Subscribing to Lifecycle Events

The recommended approach is to create one webhook subscription per event type without any filters using the Notifications API. This gives you a single, organization-wide stream of events that covers all fleets — both current and future ones you onboard. For example, to receive all invitation events:
curl -X POST 'https://api.catenatelematics.com/v2/notifications/webhooks' \
  -H 'Authorization: Bearer YOUR_ACCESS_TOKEN' \
  -H 'Content-Type: application/json' \
  -d '{
    "url": "https://api.yourapp.com/webhooks/catena",
    "event_name": "invitation.*"
  }'
Repeat for the other lifecycle event types you need:
# Share agreement events
curl -X POST '...' -d '{"url": "https://api.yourapp.com/webhooks/catena", "event_name": "share_agreement.*"}'

# Connection events
curl -X POST '...' -d '{"url": "https://api.yourapp.com/webhooks/catena", "event_name": "connection.*"}'

# Fleet-connection events
curl -X POST '...' -d '{"url": "https://api.yourapp.com/webhooks/catena", "event_name": "fleet_connection.*"}'
Use wildcard patterns like invitation.* to subscribe to all actions for a resource (created, viewed, accepted, etc.) with a single subscription.
Each event payload includes a fleet_id field, so you can route events to the correct fleet in your system. Use your Share Agreements to map fleet_id back to your internal fleet_ref. See the Webhook Setup Guide for details on creating subscriptions, filtering, and signature verification.

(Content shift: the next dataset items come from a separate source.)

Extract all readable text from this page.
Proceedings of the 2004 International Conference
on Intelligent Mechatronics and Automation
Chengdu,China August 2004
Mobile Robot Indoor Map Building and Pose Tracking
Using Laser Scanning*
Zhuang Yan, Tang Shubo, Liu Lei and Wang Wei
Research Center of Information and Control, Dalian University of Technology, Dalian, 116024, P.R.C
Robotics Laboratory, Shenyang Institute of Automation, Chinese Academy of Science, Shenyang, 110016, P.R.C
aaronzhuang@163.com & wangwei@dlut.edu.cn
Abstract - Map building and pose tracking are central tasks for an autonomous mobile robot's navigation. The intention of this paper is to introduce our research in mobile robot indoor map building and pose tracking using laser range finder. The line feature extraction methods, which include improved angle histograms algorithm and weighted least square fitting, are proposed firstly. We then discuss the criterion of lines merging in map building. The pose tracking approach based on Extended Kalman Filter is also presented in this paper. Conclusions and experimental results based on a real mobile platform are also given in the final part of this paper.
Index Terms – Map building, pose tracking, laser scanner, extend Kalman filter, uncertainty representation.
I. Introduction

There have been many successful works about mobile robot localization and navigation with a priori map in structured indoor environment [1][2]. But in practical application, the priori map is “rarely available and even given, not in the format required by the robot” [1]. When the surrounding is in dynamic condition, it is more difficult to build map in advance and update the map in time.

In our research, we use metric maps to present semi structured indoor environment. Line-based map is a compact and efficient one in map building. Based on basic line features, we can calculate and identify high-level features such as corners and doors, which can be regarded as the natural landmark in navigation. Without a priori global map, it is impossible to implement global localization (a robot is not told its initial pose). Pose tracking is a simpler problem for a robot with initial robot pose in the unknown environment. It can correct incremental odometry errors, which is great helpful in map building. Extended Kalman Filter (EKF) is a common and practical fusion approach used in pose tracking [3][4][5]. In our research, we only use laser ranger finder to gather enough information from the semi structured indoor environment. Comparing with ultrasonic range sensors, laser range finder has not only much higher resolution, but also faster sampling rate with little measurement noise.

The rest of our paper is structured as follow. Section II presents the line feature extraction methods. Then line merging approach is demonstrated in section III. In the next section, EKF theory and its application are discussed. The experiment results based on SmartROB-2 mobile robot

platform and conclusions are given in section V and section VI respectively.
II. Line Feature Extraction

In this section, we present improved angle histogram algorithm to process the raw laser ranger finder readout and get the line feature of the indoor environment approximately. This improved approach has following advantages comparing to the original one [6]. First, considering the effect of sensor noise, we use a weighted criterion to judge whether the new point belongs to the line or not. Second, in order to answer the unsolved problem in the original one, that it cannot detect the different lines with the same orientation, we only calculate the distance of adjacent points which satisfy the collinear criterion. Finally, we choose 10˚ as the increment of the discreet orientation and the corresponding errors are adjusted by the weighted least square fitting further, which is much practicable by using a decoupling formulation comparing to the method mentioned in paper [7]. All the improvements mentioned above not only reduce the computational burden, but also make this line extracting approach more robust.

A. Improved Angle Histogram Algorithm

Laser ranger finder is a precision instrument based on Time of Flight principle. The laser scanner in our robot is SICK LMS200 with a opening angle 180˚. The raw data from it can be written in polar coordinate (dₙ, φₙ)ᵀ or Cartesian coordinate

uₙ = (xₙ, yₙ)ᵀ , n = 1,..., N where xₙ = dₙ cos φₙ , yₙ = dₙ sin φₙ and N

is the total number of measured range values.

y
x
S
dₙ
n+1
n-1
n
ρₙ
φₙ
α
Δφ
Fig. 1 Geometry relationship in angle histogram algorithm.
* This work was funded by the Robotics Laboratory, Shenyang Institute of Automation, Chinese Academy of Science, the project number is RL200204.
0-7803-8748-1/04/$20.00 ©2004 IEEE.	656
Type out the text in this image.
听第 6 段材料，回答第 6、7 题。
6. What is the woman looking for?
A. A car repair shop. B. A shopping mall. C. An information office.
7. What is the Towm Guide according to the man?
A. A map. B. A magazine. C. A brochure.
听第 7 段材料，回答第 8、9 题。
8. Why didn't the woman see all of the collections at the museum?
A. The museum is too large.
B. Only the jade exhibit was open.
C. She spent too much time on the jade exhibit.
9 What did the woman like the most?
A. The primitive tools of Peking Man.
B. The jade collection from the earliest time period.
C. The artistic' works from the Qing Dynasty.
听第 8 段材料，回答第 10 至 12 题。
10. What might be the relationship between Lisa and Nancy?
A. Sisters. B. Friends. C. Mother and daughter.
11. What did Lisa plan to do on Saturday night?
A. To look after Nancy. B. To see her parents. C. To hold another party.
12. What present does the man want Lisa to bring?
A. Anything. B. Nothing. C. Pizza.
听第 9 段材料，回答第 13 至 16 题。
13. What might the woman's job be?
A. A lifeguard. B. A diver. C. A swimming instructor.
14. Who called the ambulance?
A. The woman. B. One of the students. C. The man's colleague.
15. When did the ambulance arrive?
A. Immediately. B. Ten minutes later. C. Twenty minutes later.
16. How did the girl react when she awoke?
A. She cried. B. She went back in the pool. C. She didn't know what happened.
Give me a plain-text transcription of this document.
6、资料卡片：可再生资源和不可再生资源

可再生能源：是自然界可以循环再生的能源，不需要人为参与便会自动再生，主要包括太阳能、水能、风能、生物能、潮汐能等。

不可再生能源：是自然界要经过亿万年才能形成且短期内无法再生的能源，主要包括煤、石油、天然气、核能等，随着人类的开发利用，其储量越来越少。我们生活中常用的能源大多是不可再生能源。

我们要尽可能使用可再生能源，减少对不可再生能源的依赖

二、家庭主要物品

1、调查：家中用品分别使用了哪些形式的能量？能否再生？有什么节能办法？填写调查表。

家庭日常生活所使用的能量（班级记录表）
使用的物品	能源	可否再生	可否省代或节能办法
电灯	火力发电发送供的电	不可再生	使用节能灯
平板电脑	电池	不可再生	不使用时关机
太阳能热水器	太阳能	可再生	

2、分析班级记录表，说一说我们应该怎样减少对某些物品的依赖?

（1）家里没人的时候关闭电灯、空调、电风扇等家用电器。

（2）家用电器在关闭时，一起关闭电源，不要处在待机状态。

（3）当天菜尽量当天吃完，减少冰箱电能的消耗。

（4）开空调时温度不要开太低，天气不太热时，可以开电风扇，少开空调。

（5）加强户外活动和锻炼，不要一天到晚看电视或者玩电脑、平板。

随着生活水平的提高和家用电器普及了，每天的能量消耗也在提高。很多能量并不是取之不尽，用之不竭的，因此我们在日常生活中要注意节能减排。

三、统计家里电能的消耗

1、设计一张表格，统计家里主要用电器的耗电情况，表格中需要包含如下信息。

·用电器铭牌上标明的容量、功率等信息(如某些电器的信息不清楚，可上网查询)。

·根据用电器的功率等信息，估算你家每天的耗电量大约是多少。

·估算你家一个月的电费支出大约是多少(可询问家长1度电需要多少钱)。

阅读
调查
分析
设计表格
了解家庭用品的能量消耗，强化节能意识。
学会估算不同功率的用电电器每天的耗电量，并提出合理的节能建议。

Alternative: Using callback_url

If you prefer not to manage webhook subscriptions manually, you can set a callback_url when creating the invitation. Catena automatically creates webhook subscriptions for the lifecycle events scoped to that specific invitation.
curl -X POST 'https://api.catenatelematics.com/v2/orgs/invitations' \
  -H 'Authorization: Bearer YOUR_ACCESS_TOKEN' \
  -H 'Content-Type: application/json' \
  -d '{
    "fleet_ref": "FLEET-42",
    "fleet_name": "Acme Trucking",
    "callback_url": "https://api.yourapp.com/webhooks/catena",
    "success_redirect_url": "https://app.yourapp.com/onboarding/success",
    "failure_redirect_url": "https://app.yourapp.com/onboarding/failure"
  }'
If you already have organization-wide webhook subscriptions for the same event types, using callback_url will result in duplicate events. In that case, omit the callback_url and rely on your existing subscriptions.

Redirect URLs

In addition to webhooks, you can configure redirect URLs to send the fleet back to your application after they complete (or fail) onboarding:
success_redirect_url
string
Where to redirect the fleet after successful onboarding. Catena appends ?invitation_id={id}&fleet_ref={ref} as query parameters so you can identify which fleet completed onboarding.
failure_redirect_url
string
Where to redirect the fleet if they decline the invitation, the link expires, or an error occurs. The same query parameters are appended.

Example: Handling Lifecycle Events

Here’s how you might handle the key events in your webhook endpoint:
from flask import Flask, request, jsonify

app = Flask(__name__)

@app.route("/webhooks/catena", methods=["POST"])
def handle_webhook():
    event = request.json
    event_name = event["event_name"]

    if event_name == "invitation.viewed":
        # Fleet opened the link — update your UI
        print(f"Fleet viewed invitation {event['data'][0]['id']}")

    elif event_name == "invitation.accepted":
        # Fleet accepted — a share agreement will follow
        invitation = event["data"][0]
        print(f"Fleet {invitation.get('fleet_ref')} accepted!")

    elif event_name == "invitation.declined":
        invitation = event["data"][0]
        print(f"Fleet declined: {invitation.get('decline_reason')}")

    elif event_name == "share_agreement.created":
        agreement = event["data"][0]
        print(f"Share agreement created for fleet {agreement['fleet_id']}")
        print(f"Scopes: {agreement['scopes']}")

    elif event_name == "fleet_connection.created":
        # Final event — data ingestion starts soon
        conn = event["data"][0]
        print(f"Fleet {conn['fleet_id']} connected via {conn['connection_id']}")

    return jsonify({}), 202
Always return 202 Accepted immediately and process events asynchronously. See the Webhook Validation guide to verify event signatures.